Efflux pump inhibitor (EPI) development:

• High-throughput screening of compound libraries for AaeA inhibitors

• Structure-based design of inhibitors based on AaeA crystal structure

• Evaluation of natural products with known efflux inhibitory properties

• Testing synergy between EPIs and conventional antibiotics

Immunological targeting:

• Evaluation of AaeA as a potential vaccine antigen

• Development of antibodies that neutralize AaeA function

• Assessment of immune responses to AaeA during natural infection

Genetic approaches:

• Antisense RNA or CRISPR interference to downregulate aaeA expression

• Design of antimicrobial peptides that specifically disrupt AaeA function

• Exploration of the potential for phage therapy targeting AaeA-dependent processes

Each approach would require rigorous validation in both in vitro systems and animal models before clinical translation.
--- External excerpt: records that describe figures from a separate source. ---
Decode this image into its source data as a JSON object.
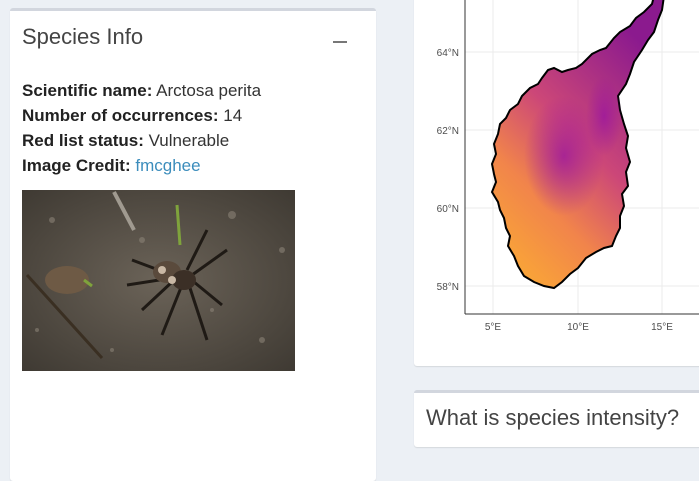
{
  "species_box": {
    "title": "Species Info",
    "collapse_icon": "minus-icon",
    "scientific_label": "Scientific name:",
    "scientific_value": "Arctosa perita",
    "occurrences_label": "Number of occurrences:",
    "occurrences_value": "14",
    "redlist_label": "Red list status:",
    "redlist_value": "Vulnerable",
    "credit_label": "Image Credit:",
    "credit_value": "fmcghee"
  },
  "map": {
    "y_ticks": [
      "64°N",
      "62°N",
      "60°N",
      "58°N"
    ],
    "x_ticks": [
      "5°E",
      "10°E",
      "15°E"
    ]
  },
  "intensity_box": {
    "title": "What is species intensity?"
  },
  "colors": {
    "link": "#3c8dbc",
    "box_border": "#d2d6de",
    "background": "#ecf0f5"
  }
}
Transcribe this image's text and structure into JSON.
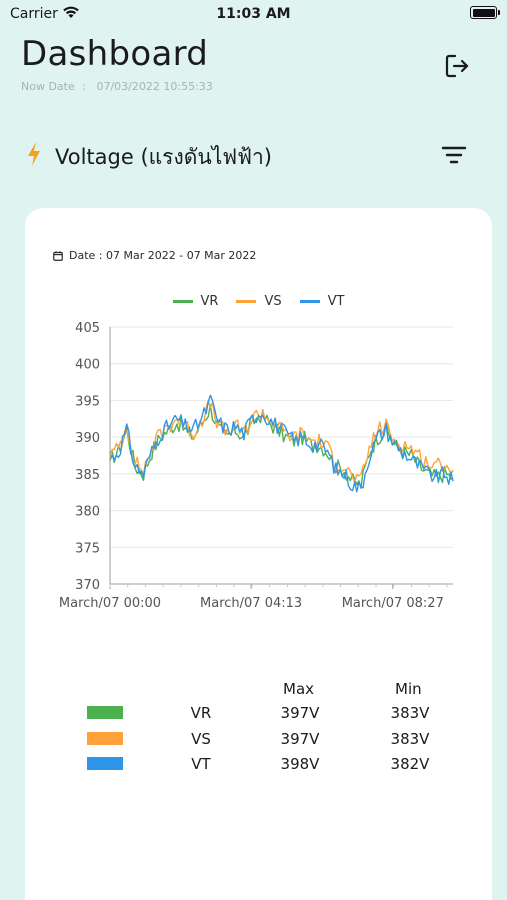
{
  "status_bar": {
    "carrier": "Carrier",
    "time": "11:03 AM"
  },
  "header": {
    "title": "Dashboard",
    "now_date_label": "Now Date",
    "now_date_sep": ":",
    "now_date_value": "07/03/2022 10:55:33",
    "logout_icon": "logout-icon"
  },
  "section": {
    "icon": "lightning-bolt-icon",
    "title": "Voltage (แรงดันไฟฟ้า)",
    "filter_icon": "filter-icon"
  },
  "card": {
    "date_range": "Date : 07 Mar 2022 - 07 Mar 2022"
  },
  "colors": {
    "VR": "#4caf50",
    "VS": "#ffa23a",
    "VT": "#2f95e8",
    "accent": "#f7a21b"
  },
  "chart_data": {
    "type": "line",
    "ylim": [
      370,
      405
    ],
    "yticks": [
      "405",
      "400",
      "395",
      "390",
      "385",
      "380",
      "375",
      "370"
    ],
    "xticks": [
      "March/07 00:00",
      "March/07 04:13",
      "March/07 08:27"
    ],
    "xrange_hours": [
      0,
      10.25
    ],
    "grid": true,
    "legend_position": "top-center",
    "series": [
      {
        "name": "VR",
        "color": "#4caf50",
        "x": [
          0,
          0.25,
          0.5,
          0.75,
          1,
          1.25,
          1.5,
          1.75,
          2,
          2.25,
          2.5,
          2.75,
          3,
          3.25,
          3.5,
          3.75,
          4,
          4.25,
          4.5,
          4.75,
          5,
          5.25,
          5.5,
          5.75,
          6,
          6.25,
          6.5,
          6.75,
          7,
          7.25,
          7.5,
          7.75,
          8,
          8.25,
          8.5,
          8.75,
          9,
          9.25,
          9.5,
          9.75,
          10,
          10.25
        ],
        "values": [
          387,
          388,
          391,
          386,
          385,
          388,
          390,
          391,
          392,
          391,
          390,
          392,
          394,
          391,
          390,
          391,
          390,
          392,
          393,
          392,
          391,
          390,
          389.5,
          390,
          389,
          389,
          388,
          386,
          385.5,
          384,
          383.5,
          388,
          390,
          391,
          389,
          388,
          387.5,
          386,
          385,
          384.5,
          385,
          384.5
        ]
      },
      {
        "name": "VS",
        "color": "#ffa23a",
        "x": [
          0,
          0.25,
          0.5,
          0.75,
          1,
          1.25,
          1.5,
          1.75,
          2,
          2.25,
          2.5,
          2.75,
          3,
          3.25,
          3.5,
          3.75,
          4,
          4.25,
          4.5,
          4.75,
          5,
          5.25,
          5.5,
          5.75,
          6,
          6.25,
          6.5,
          6.75,
          7,
          7.25,
          7.5,
          7.75,
          8,
          8.25,
          8.5,
          8.75,
          9,
          9.25,
          9.5,
          9.75,
          10,
          10.25
        ],
        "values": [
          387.5,
          388.5,
          391.5,
          386.5,
          385.5,
          388.5,
          390.5,
          391.5,
          392.5,
          391.5,
          390.5,
          392.5,
          394.5,
          391.5,
          390.5,
          391.5,
          390.5,
          392.5,
          393.5,
          392.5,
          391.5,
          390.5,
          390,
          390.5,
          389.5,
          389.5,
          388.5,
          386.5,
          386,
          384.5,
          384,
          388.5,
          391,
          391.5,
          389.5,
          389,
          388.5,
          387.5,
          386.5,
          386,
          386.5,
          385.5
        ]
      },
      {
        "name": "VT",
        "color": "#2f95e8",
        "x": [
          0,
          0.25,
          0.5,
          0.75,
          1,
          1.25,
          1.5,
          1.75,
          2,
          2.25,
          2.5,
          2.75,
          3,
          3.25,
          3.5,
          3.75,
          4,
          4.25,
          4.5,
          4.75,
          5,
          5.25,
          5.5,
          5.75,
          6,
          6.25,
          6.5,
          6.75,
          7,
          7.25,
          7.5,
          7.75,
          8,
          8.25,
          8.5,
          8.75,
          9,
          9.25,
          9.5,
          9.75,
          10,
          10.25
        ],
        "values": [
          387,
          388,
          391,
          386,
          385,
          388,
          390.5,
          391.5,
          392.5,
          391.5,
          391,
          392.5,
          395,
          392,
          391,
          391.5,
          390.5,
          392.5,
          393.5,
          392.5,
          391.5,
          390.5,
          389.5,
          390,
          389,
          389,
          388,
          385.5,
          385,
          383.5,
          383,
          387.5,
          390,
          391,
          389,
          388,
          387,
          386,
          385,
          384.5,
          385,
          384
        ]
      }
    ]
  },
  "summary": {
    "headers": {
      "max": "Max",
      "min": "Min"
    },
    "rows": [
      {
        "name": "VR",
        "max": "397V",
        "min": "383V",
        "color": "#4caf50"
      },
      {
        "name": "VS",
        "max": "397V",
        "min": "383V",
        "color": "#ffa23a"
      },
      {
        "name": "VT",
        "max": "398V",
        "min": "382V",
        "color": "#2f95e8"
      }
    ]
  }
}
What computational approaches can enhance our understanding of AaeA structure and function?

Computational methods offer powerful complementary approaches to experimental studies:

Structural bioinformatics:

• Homology modeling: Using structures of related proteins as templates

• Molecular dynamics simulations: To study protein flexibility and conformational changes

• Docking studies: To predict substrate binding sites and interactions

• Coevolution analysis: To identify functionally coupled residues

Comparative genomics:

• Phylogenetic analysis: To trace the evolution of AaeA across bacterial species

• Synteny analysis: To identify conserved gene neighborhoods

• Selection pressure analysis: To identify residues under positive selection

Systems biology approaches:

• Protein-protein interaction network analysis: To identify functional partners

• Metabolic modeling: To predict the impact of AaeA on bacterial metabolism

• Transcriptional regulatory network analysis: To understand AaeA regulation in context

These computational approaches can generate testable hypotheses and guide experimental design, potentially accelerating research progress and identifying novel aspects of AaeA biology.